June 2007 LSAT, Game 2, #8

Let's continue through Game 2 of the June 2007 LSAT.  Last week, I created a setup for the game and answered questions six and seven. Today we'll tackle number eight, which says "If Limelight is never shown again during the festival once Greed is shown, then which one of the following is the maximum number of film showings that could occur during the festival?" To me, that's a pretty nasty question, because it involves a new rule and a lot of potential different scenarios where we'll have to try to maximize the number of films shown. I'm going to use a bit of intuition here, because I don't want to waste too much time on any one question. The problem with a question like this is that there's no very clean and certain way to test it. (Contrast this with question number six, which could be answered with an idiotproof process of elimination.) I'm going to try to squeeze in as many movies as possible, but in doing so I will have to make some guesses. Every time I take a guess, there's a path that I didn't take that might have worked out better.

I might start with the answers here, and work backward. I know, because seven is the maximum number of movies listed in any answer choice (E), that that's the absolute limit for the number of movies. So if I can figure out a way to make seven work, then E is the answer. If I can't make seven work, but I can make six work, then I'll choose D. And so on.

Can I make seven work? Let's see:

If I'm trying to maximize the movies shown, why wouldn't I go ahead and show all three films on the first day?

Thursday:  L  G  H

The problem with this approach is that, once I show G, I now can't show L anywhere in the remainder of the schedule. So Friday I could show H, then G:

Friday:  H  G

And Saturday, I could show just ONE of G and H:

Saturday:  H/G (doesn't matter which one).

Hmm. That's a total of only six movies. I was hoping to get to seven. So I'm going to try one more scenario:

On Thursday, if I want to avoid the problem of showing G and being unable to show L ever again, then I've got to avoid showing G. So I'll start my Thursday schedule with just L and H:

Thursday:  L  H

On Friday, I'll again want to avoid showing G early so I'll show just H and L:

Friday:  H  L

On Saturday, I'll now show L with G:

Saturday:  L  G

And once again, I can only get to six.

As I said earlier, this is a supernasty question, because I still haven't explored all the scenarios. What if I showed just L and H on Thursday, for example, but then showed all three films on Friday?
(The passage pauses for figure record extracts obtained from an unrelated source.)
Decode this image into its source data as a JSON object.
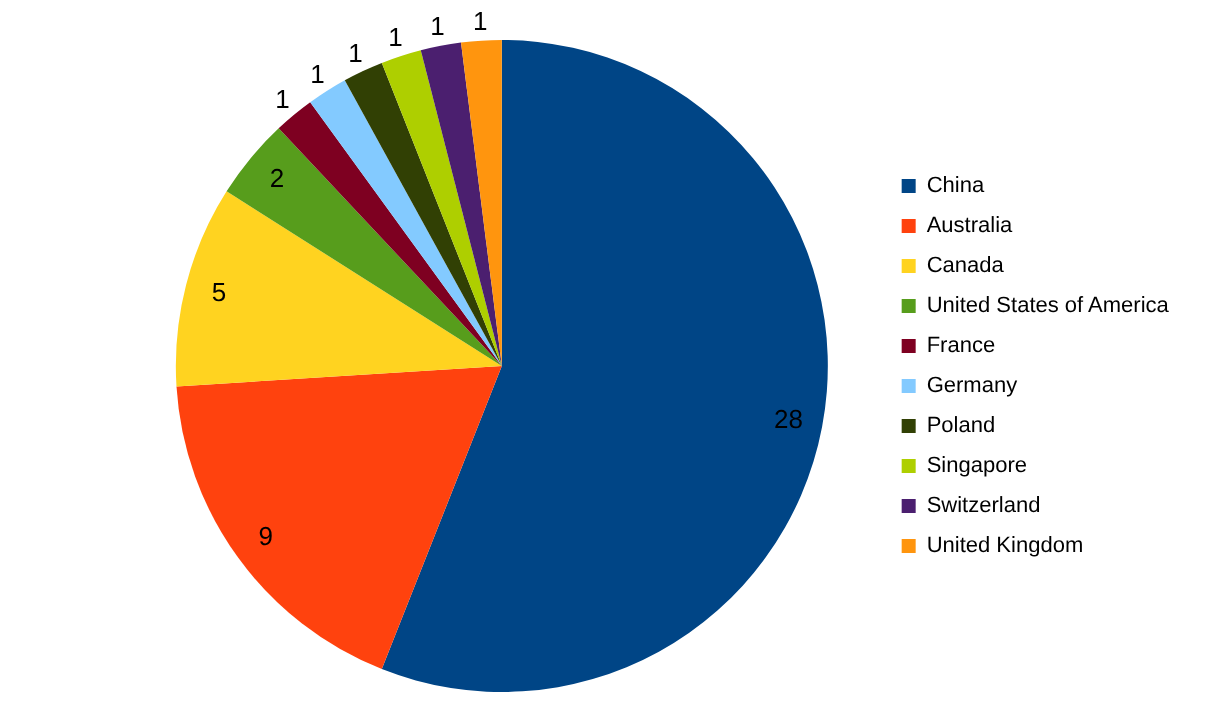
{
  "chart_data": {
    "type": "pie",
    "categories": [
      "China",
      "Australia",
      "Canada",
      "United States of America",
      "France",
      "Germany",
      "Poland",
      "Singapore",
      "Switzerland",
      "United Kingdom"
    ],
    "values": [
      28,
      9,
      5,
      2,
      1,
      1,
      1,
      1,
      1,
      1
    ],
    "colors": [
      "#004586",
      "#ff420e",
      "#ffd320",
      "#579d1c",
      "#7e0021",
      "#83caff",
      "#314004",
      "#aecf00",
      "#4b1f6f",
      "#ff950e"
    ],
    "data_labels": true,
    "legend": "right"
  }
}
Would I be able to get to seven then? (The answer is no. If I showed all three films on Friday then I'd only be able to show one film on Saturday, so once again I'd be stuck at six.)

Rather than exhaust all possibilities here, once I sensed that I was getting stuck at six I'd be happy going ahead and picking D. I might miss a question like this once in a while, but I'll 1) usually get it right and 2) never waste five minutes trying to be sure. I have bigger fish to fry in the remaining of the section, so I'll make an educated guess here and move on. Our answer is D.